Saturday, October 28, 2017

Economic development in Idaho Falls is about more than big box stores

The INL development on Idaho Falls' north side is hugely important.
The election fuss about Idaho Falls “losing” business to Ammon and unincorporated Bonneville County only makes sense if you look at economic development in a “winners and losers” way. It’s a little early for a year-end economic roundup, but in light of the coming mayoral election let’s look at what’s been happening in Idaho Falls recently.

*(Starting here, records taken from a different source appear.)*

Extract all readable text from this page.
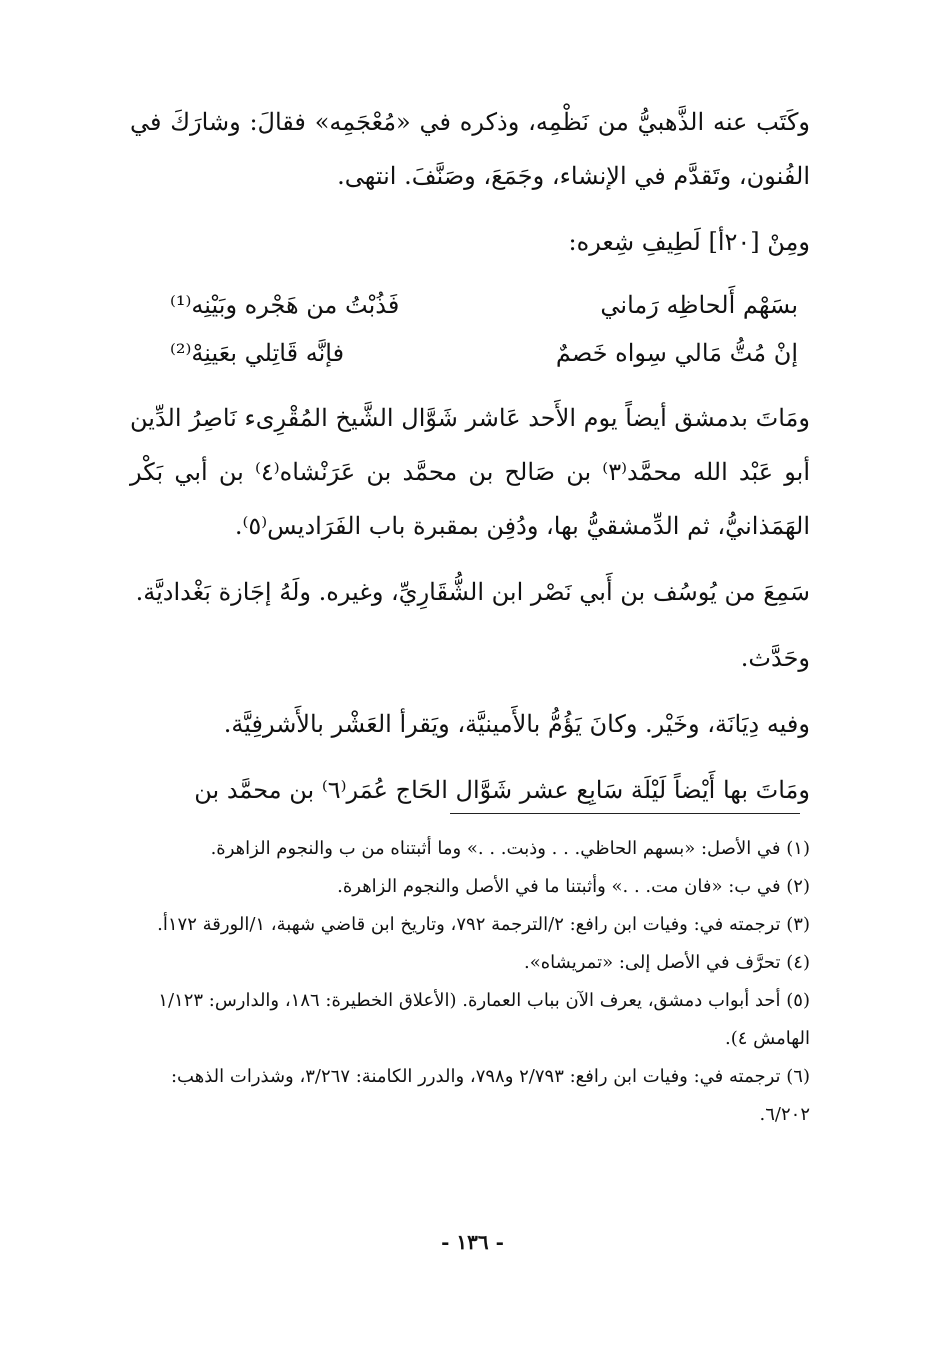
وكَتَب عنه الذَّهبيُّ من نَظْمِه، وذكره في «مُعْجَمِه» فقالَ: وشارَكَ في الفُنون، وتَقدَّم في الإنشاء، وجَمَعَ، وصَنَّفَ. انتهى.

ومِنْ [٢٠أ] لَطِيفِ شِعره:

بسَهْم أَلحاظِه رَماني
فَذُبْتُ من هَجْره وبَيْنِه⁽¹⁾
إنْ مُتُّ مَالي سِواه خَصمٌ
فإنَّه قَاتِلي بعَينِهْ⁽²⁾

ومَاتَ بدمشق أيضاً يوم الأَحد عَاشر شَوَّال الشَّيخ المُقْرِىء نَاصِرُ الدِّين أبو عَبْد الله محمَّد⁽٣⁾ بن صَالح بن محمَّد بن عَرَنْشاه⁽٤⁾ بن أبي بَكْر الهَمَذانيُّ، ثم الدِّمشقيُّ بها، ودُفِن بمقبرة باب الفَرَاديس⁽٥⁾.

سَمِعَ من يُوسُف بن أَبي نَصْر ابن الشُّقَارِيِّ، وغيره. ولَهُ إجَازة بَغْداديَّة.

وحَدَّث.

وفيه دِيَانَة، وخَيْر. وكانَ يَؤُمُّ بالأَمينيَّة، ويَقرأ العَشْر بالأَشرفِيَّة.

ومَاتَ بها أَيْضاً لَيْلَة سَابِع عشر شَوَّال الحَاج عُمَر⁽٦⁾ بن محمَّد بن

(١) في الأصل: «بسهم الحاظي. . . وذبت. . .» وما أثبتناه من ب والنجوم الزاهرة.

(٢) في ب: «فان مت. . .» وأثبتنا ما في الأصل والنجوم الزاهرة.

(٣) ترجمته في: وفيات ابن رافع: ٢/الترجمة ٧٩٢، وتاريخ ابن قاضي شهبة، ١/الورقة ١٧٢أ.

(٤) تحرَّف في الأصل إلى: «تمريشاه».

(٥) أحد أبواب دمشق، يعرف الآن بباب العمارة. (الأعلاق الخطيرة: ١٨٦، والدارس: ١/١٢٣ الهامش ٤).

(٦) ترجمته في: وفيات ابن رافع: ٢/٧٩٣ و٧٩٨، والدرر الكامنة: ٣/٢٦٧، وشذرات الذهب: ٦/٢٠٢.

- ١٣٦ -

The Broadway at the corner of Broadway and Memorial promises to be a spectacular addition to downtown. Renovation of the Bonneville Hotel, the city’s crown jewel in 1927, is likely to start in the spring. Neither would have come about without the efforts of the Idaho Falls Redevelopment Agency, which had conducted a study analyzing demand for downtown housing. The report that followed estimated a demand for housing units between 455 to 502 units.

Studies are one thing, but I think the most significant thing to happen downtown was the success of the the lofts at 504 Shoup Avenue, in the old Montgomery Ward building, above Happy’s. Those eight units filled right up, demonstrating to everyone a desire for nice living space downtown.

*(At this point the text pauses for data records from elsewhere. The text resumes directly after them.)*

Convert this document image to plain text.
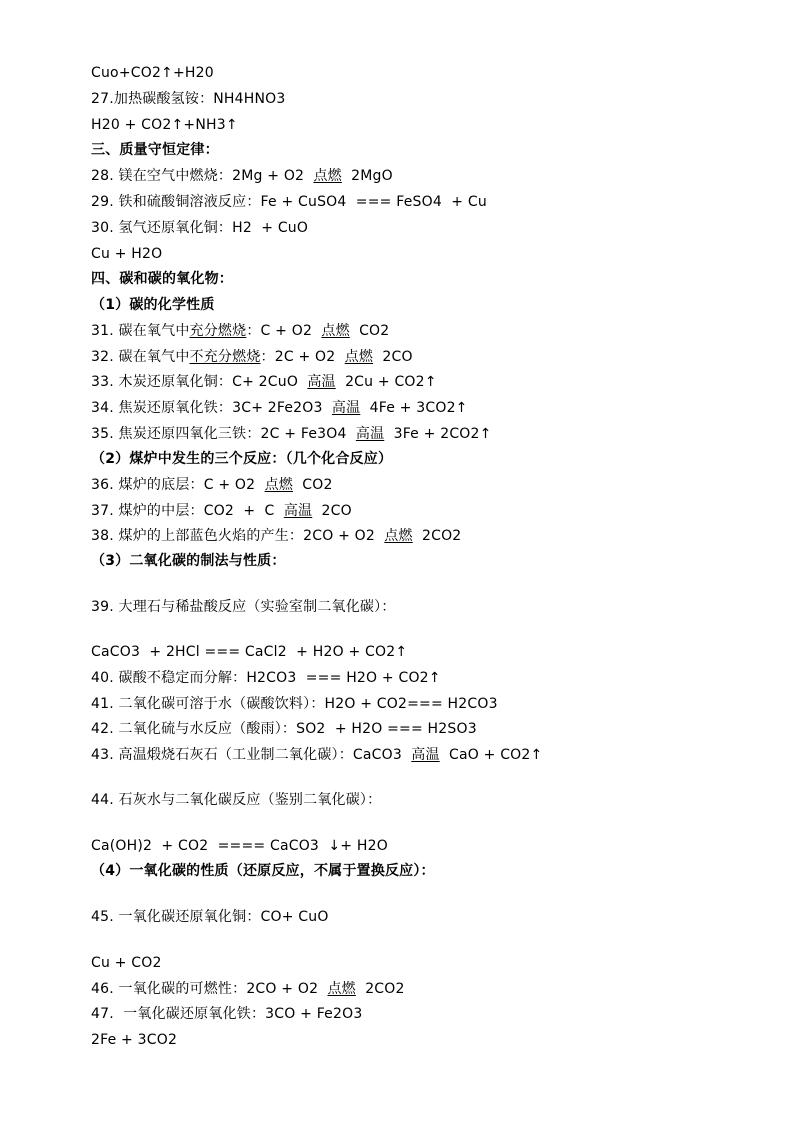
Cuo+CO2↑+H20
27.加热碳酸氢铵：NH4HNO3
H20 + CO2↑+NH3↑
三、质量守恒定律：
28. 镁在空气中燃烧：2Mg + O2  点燃  2MgO
29. 铁和硫酸铜溶液反应：Fe + CuSO4  === FeSO4  + Cu
30. 氢气还原氧化铜：H2  + CuO
Cu + H2O
四、碳和碳的氧化物：
（1）碳的化学性质
31. 碳在氧气中充分燃烧：C + O2  点燃  CO2
32. 碳在氧气中不充分燃烧：2C + O2  点燃  2CO
33. 木炭还原氧化铜：C+ 2CuO  高温  2Cu + CO2↑
34. 焦炭还原氧化铁：3C+ 2Fe2O3  高温  4Fe + 3CO2↑
35. 焦炭还原四氧化三铁：2C + Fe3O4  高温  3Fe + 2CO2↑
（2）煤炉中发生的三个反应：（几个化合反应）
36. 煤炉的底层：C + O2  点燃  CO2
37. 煤炉的中层：CO2  +  C  高温  2CO
38. 煤炉的上部蓝色火焰的产生：2CO + O2  点燃  2CO2
（3）二氧化碳的制法与性质：
39. 大理石与稀盐酸反应（实验室制二氧化碳）：
CaCO3  + 2HCl === CaCl2  + H2O + CO2↑
40. 碳酸不稳定而分解：H2CO3  === H2O + CO2↑
41. 二氧化碳可溶于水（碳酸饮料）：H2O + CO2=== H2CO3
42. 二氧化硫与水反应（酸雨）：SO2  + H2O === H2SO3
43. 高温煅烧石灰石（工业制二氧化碳）：CaCO3  高温  CaO + CO2↑
44. 石灰水与二氧化碳反应（鉴别二氧化碳）：
Ca(OH)2  + CO2  ==== CaCO3  ↓+ H2O
（4）一氧化碳的性质（还原反应，不属于置换反应）：
45. 一氧化碳还原氧化铜：CO+ CuO
Cu + CO2
46. 一氧化碳的可燃性：2CO + O2  点燃  2CO2
47.  一氧化碳还原氧化铁：3CO + Fe2O3
2Fe + 3CO2
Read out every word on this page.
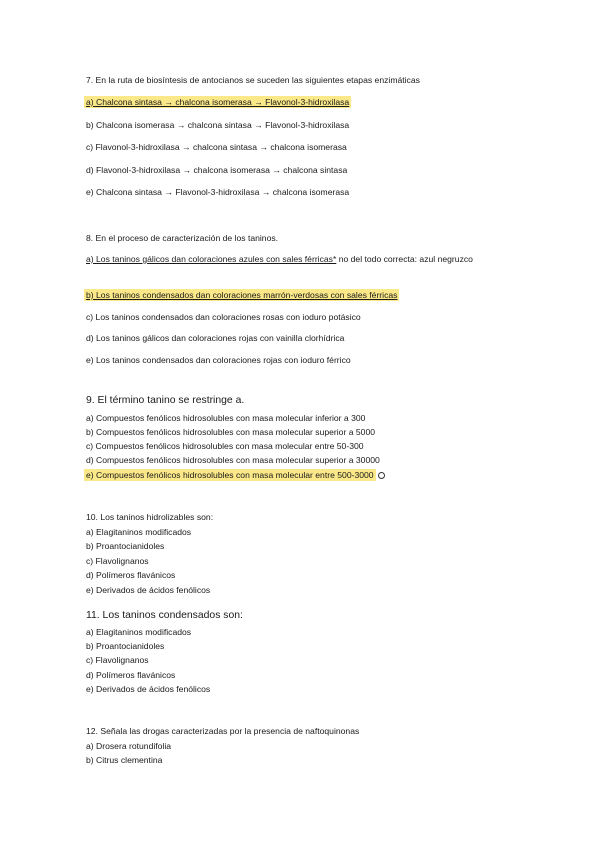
7. En la ruta de biosíntesis de antocianos se suceden las siguientes etapas enzimáticas
a) Chalcona sintasa → chalcona isomerasa → Flavonol-3-hidroxilasa
b) Chalcona isomerasa → chalcona sintasa → Flavonol-3-hidroxilasa
c) Flavonol-3-hidroxilasa → chalcona sintasa → chalcona isomerasa
d) Flavonol-3-hidroxilasa → chalcona isomerasa → chalcona sintasa
e) Chalcona sintasa → Flavonol-3-hidroxilasa → chalcona isomerasa
8. En el proceso de caracterización de los taninos.
a) Los taninos gálicos dan coloraciones azules con sales férricas* no del todo correcta: azul negruzco
b) Los taninos condensados dan coloraciones marrón-verdosas con sales férricas
c) Los taninos condensados dan coloraciones rosas con ioduro potásico
d) Los taninos gálicos dan coloraciones rojas con vainilla clorhídrica
e) Los taninos condensados dan coloraciones rojas con ioduro férrico
9. El término tanino se restringe a.
a) Compuestos fenólicos hidrosolubles con masa molecular inferior a 300
b) Compuestos fenólicos hidrosolubles con masa molecular superior a 5000
c) Compuestos fenólicos hidrosolubles con masa molecular entre 50-300
d) Compuestos fenólicos hidrosolubles con masa molecular superior a 30000
e) Compuestos fenólicos hidrosolubles con masa molecular entre 500-3000
10. Los taninos hidrolizables son:
a) Elagitaninos modificados
b) Proantocianidoles
c) Flavolignanos
d) Polímeros flavánicos
e) Derivados de ácidos fenólicos
11. Los taninos condensados son:
a) Elagitaninos modificados
b) Proantocianidoles
c) Flavolignanos
d) Polímeros flavánicos
e) Derivados de ácidos fenólicos
12. Señala las drogas caracterizadas por la presencia de naftoquinonas
a) Drosera rotundifolia
b) Citrus clementina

Springhill Suites, Eagle Rock Indian Motorcycle and Culver's have gotten things moving at Taylor Crossing on the River, and the Waterfront at Snake River Landing has filled an important niche.

Apple Athletic owner Steve Vucovich is developing the 21,000 square feet near to Smith’s on Woodruff Avenue, which has been vacant since Curtiss-Wright Flow Control Scientech relocated its offices to Snake River Landing in 2014.

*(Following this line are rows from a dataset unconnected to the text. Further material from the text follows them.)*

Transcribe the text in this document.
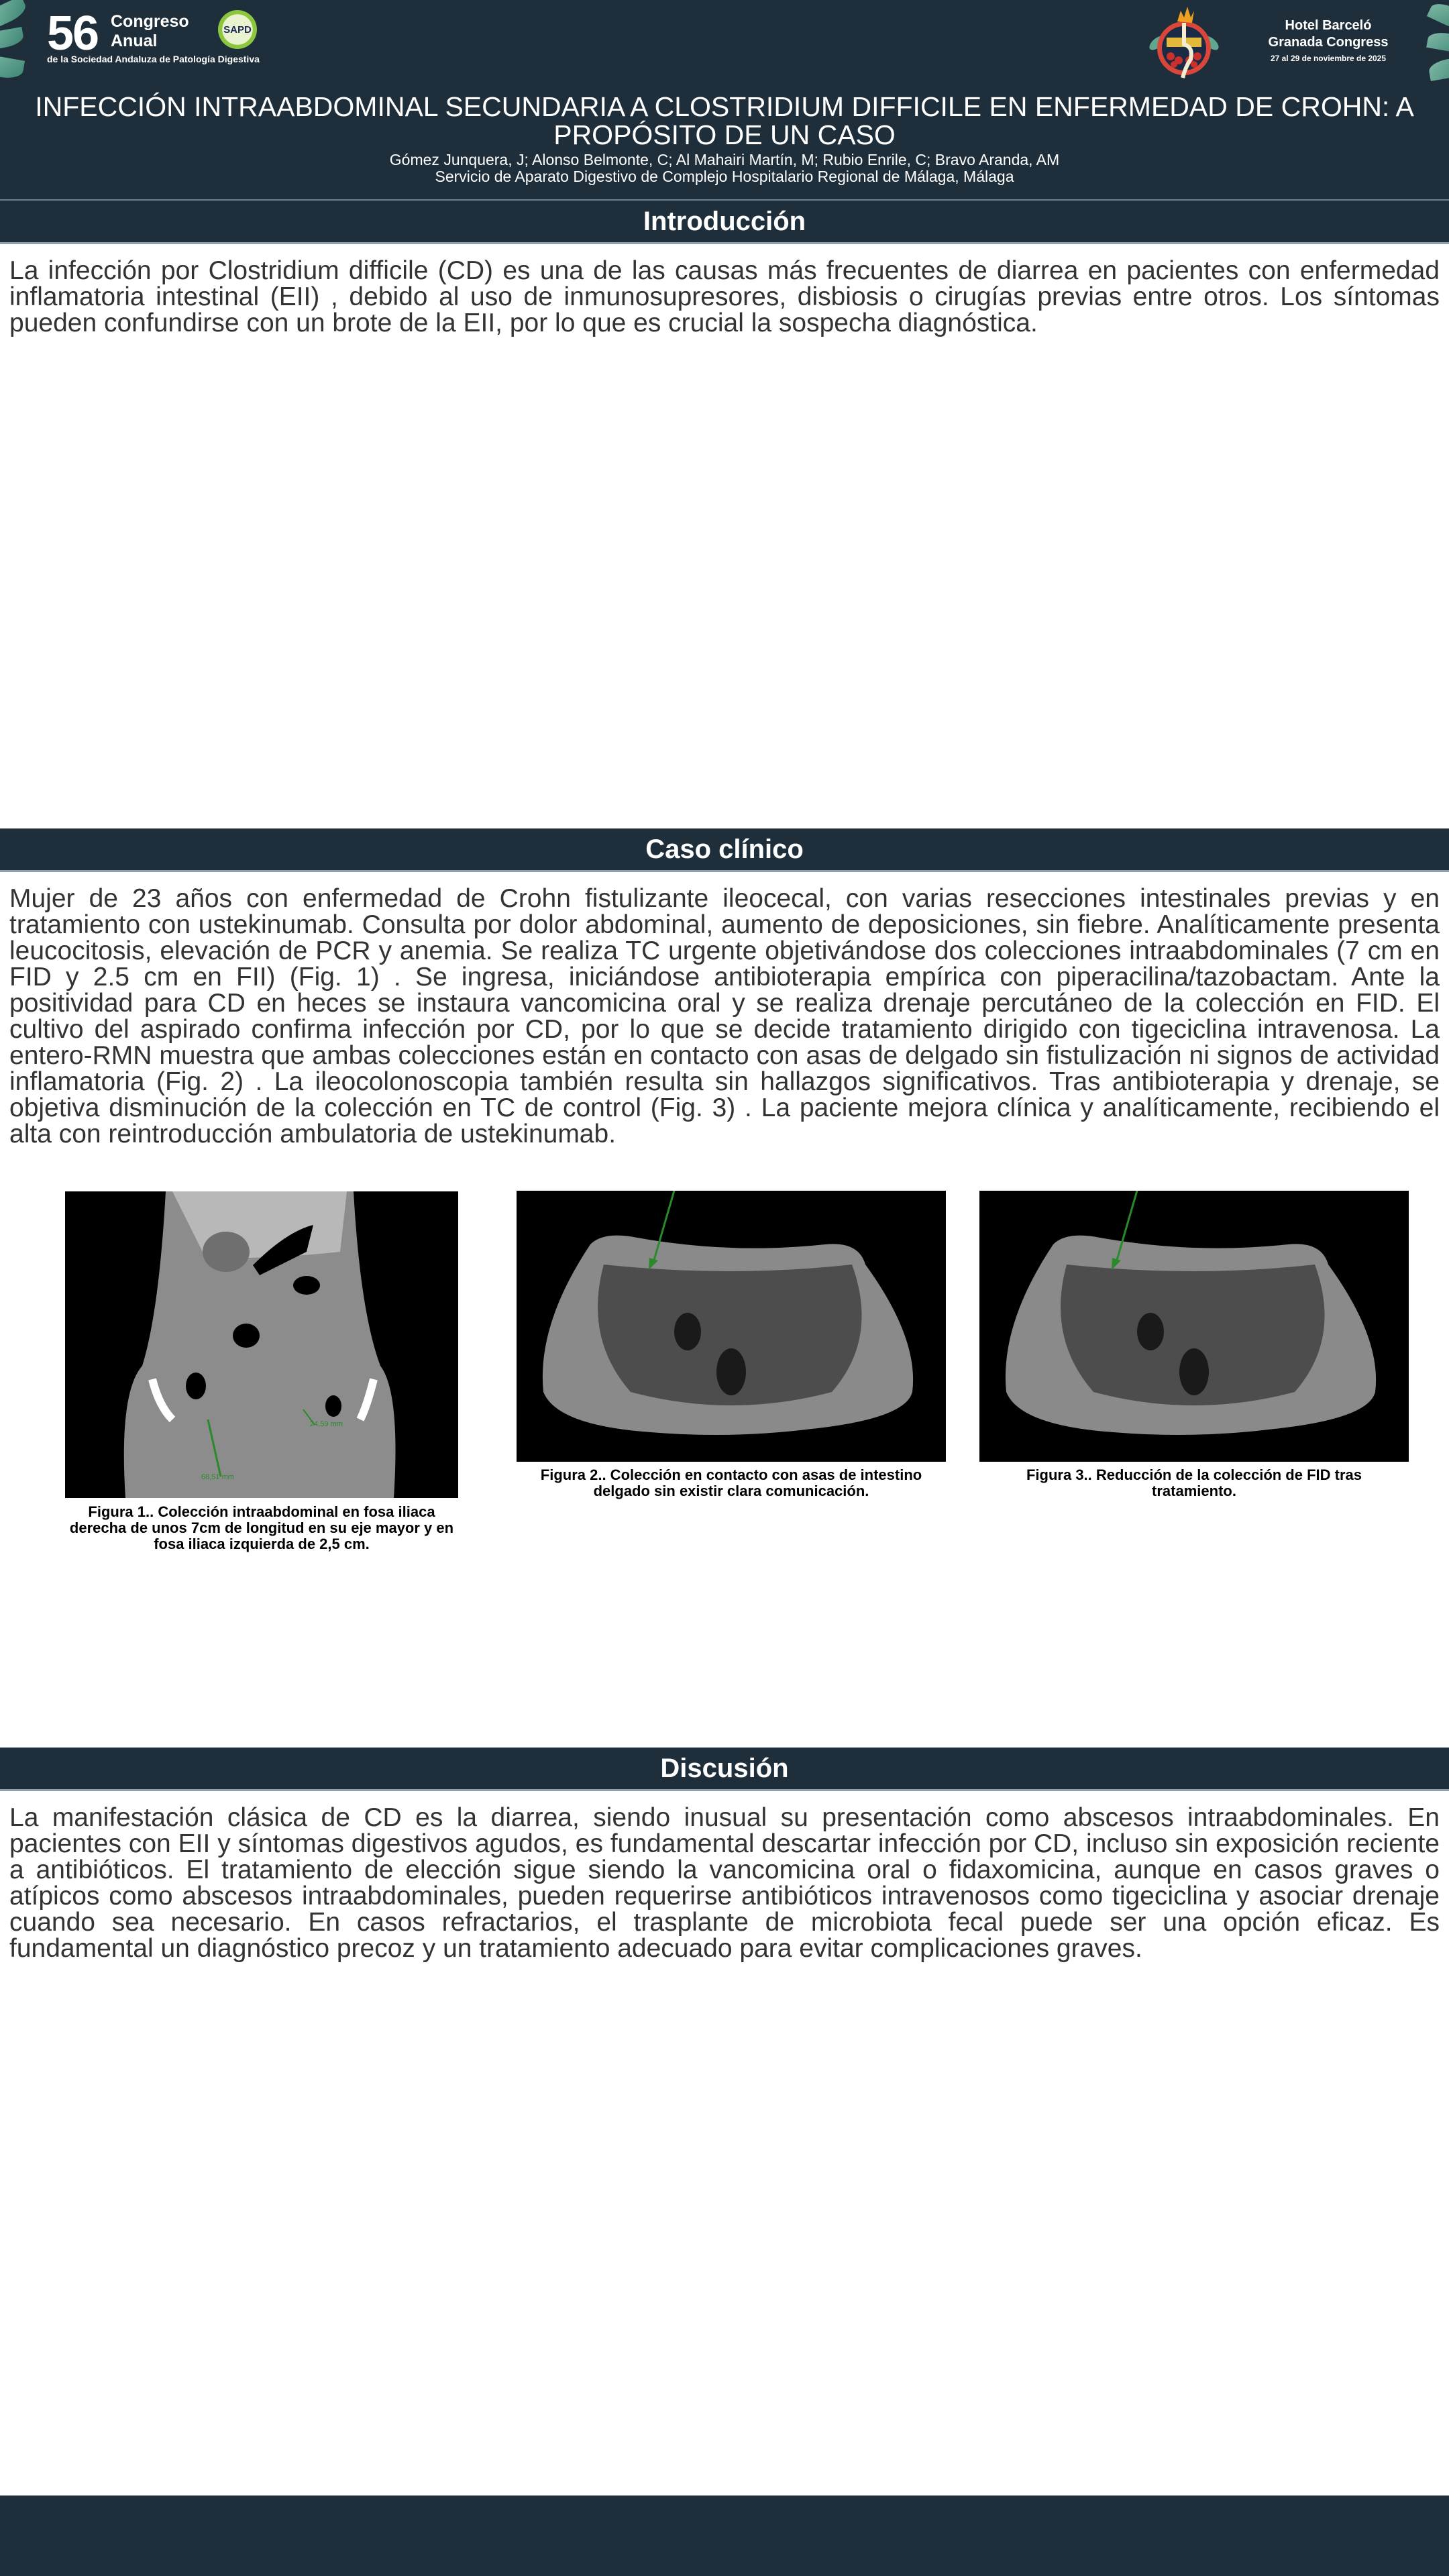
56 Congreso
Anual
de la Sociedad Andaluza de Patología Digestiva
SAPD	Hotel Barceló
Granada Congress
27 al 29 de noviembre de 2025
INFECCIÓN INTRAABDOMINAL SECUNDARIA A CLOSTRIDIUM DIFFICILE EN ENFERMEDAD DE CROHN: A PROPÓSITO DE UN CASO
Gómez Junquera, J; Alonso Belmonte, C; Al Mahairi Martín, M; Rubio Enrile, C; Bravo Aranda, AM
Servicio de Aparato Digestivo de Complejo Hospitalario Regional de Málaga, Málaga
Introducción
La infección por Clostridium difficile (CD) es una de las causas más frecuentes de diarrea en pacientes con enfermedad inflamatoria intestinal (EII) , debido al uso de inmunosupresores, disbiosis o cirugías previas entre otros. Los síntomas pueden confundirse con un brote de la EII, por lo que es crucial la sospecha diagnóstica.
Caso clínico
Mujer de 23 años con enfermedad de Crohn fistulizante ileocecal, con varias resecciones intestinales previas y en tratamiento con ustekinumab. Consulta por dolor abdominal, aumento de deposiciones, sin fiebre. Analíticamente presenta leucocitosis, elevación de PCR y anemia. Se realiza TC urgente objetivándose dos colecciones intraabdominales (7 cm en FID y 2.5 cm en FII) (Fig. 1) . Se ingresa, iniciándose antibioterapia empírica con piperacilina/tazobactam. Ante la positividad para CD en heces se instaura vancomicina oral y se realiza drenaje percutáneo de la colección en FID. El cultivo del aspirado confirma infección por CD, por lo que se decide tratamiento dirigido con tigeciclina intravenosa. La entero-RMN muestra que ambas colecciones están en contacto con asas de delgado sin fistulización ni signos de actividad inflamatoria (Fig. 2) . La ileocolonoscopia también resulta sin hallazgos significativos. Tras antibioterapia y drenaje, se objetiva disminución de la colección en TC de control (Fig. 3) . La paciente mejora clínica y analíticamente, recibiendo el alta con reintroducción ambulatoria de ustekinumab.
68,51 mm
24,59 mm
Figura 1.. Colección intraabdominal en fosa iliaca derecha de unos 7cm de longitud en su eje mayor y en fosa iliaca izquierda de 2,5 cm.
Figura 2.. Colección en contacto con asas de intestino delgado sin existir clara comunicación.
Figura 3.. Reducción de la colección de FID tras tratamiento.
Discusión
La manifestación clásica de CD es la diarrea, siendo inusual su presentación como abscesos intraabdominales. En pacientes con EII y síntomas digestivos agudos, es fundamental descartar infección por CD, incluso sin exposición reciente a antibióticos. El tratamiento de elección sigue siendo la vancomicina oral o fidaxomicina, aunque en casos graves o atípicos como abscesos intraabdominales, pueden requerirse antibióticos intravenosos como tigeciclina y asociar drenaje cuando sea necesario. En casos refractarios, el trasplante de microbiota fecal puede ser una opción eficaz. Es fundamental un diagnóstico precoz y un tratamiento adecuado para evitar complicaciones graves.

The biggest economic development of the past year was the Idaho Legislature’s  approval of $90 million in bonds to fund the construction of two new Idaho National Laboratory buildings: the Cybercore Integration Center and the Collaborative Computing Center. The first will serve as a research, education and training facility for cybersecurity work and the second will host a new supercomputer for modeling and simulation workloads. University partners in the state will also be able to use the supercomputer for their research and education efforts. The activities are expected to bring 500 high-paying tech jobs into the area, plus approximately 1,000 temporary construction jobs.

Personally, I’d like to know what’s up with electrical power development on the city’s north side. With all the high-tech development that has taken place, reliable electricity is absolutely essential. When the power glitches out at the Energy Innovation Laboratory or the Center for Advanced Energy Studies, it puts research and expensive equipment in jeopardy.

We haven't heard much about the North Loop Transmission Project. Considering all the bad press the previous administration got in 2012, my assumption is that Idaho Falls is working toward getting this issue resolved under the radar. I know the city has good relations with INL, pursuing a two-year, $1 million grid modernization collaboration to make the city’s municipal power distribution more dependable.

Overall, I think the present administration has shown a very thoughtful and measured approach to growth, not chasing after "bright shiny objects" but looking at development in a sensible and progressive way. Both Idaho Falls and Ammon have more important things to attend to than bragging about who got which big box store.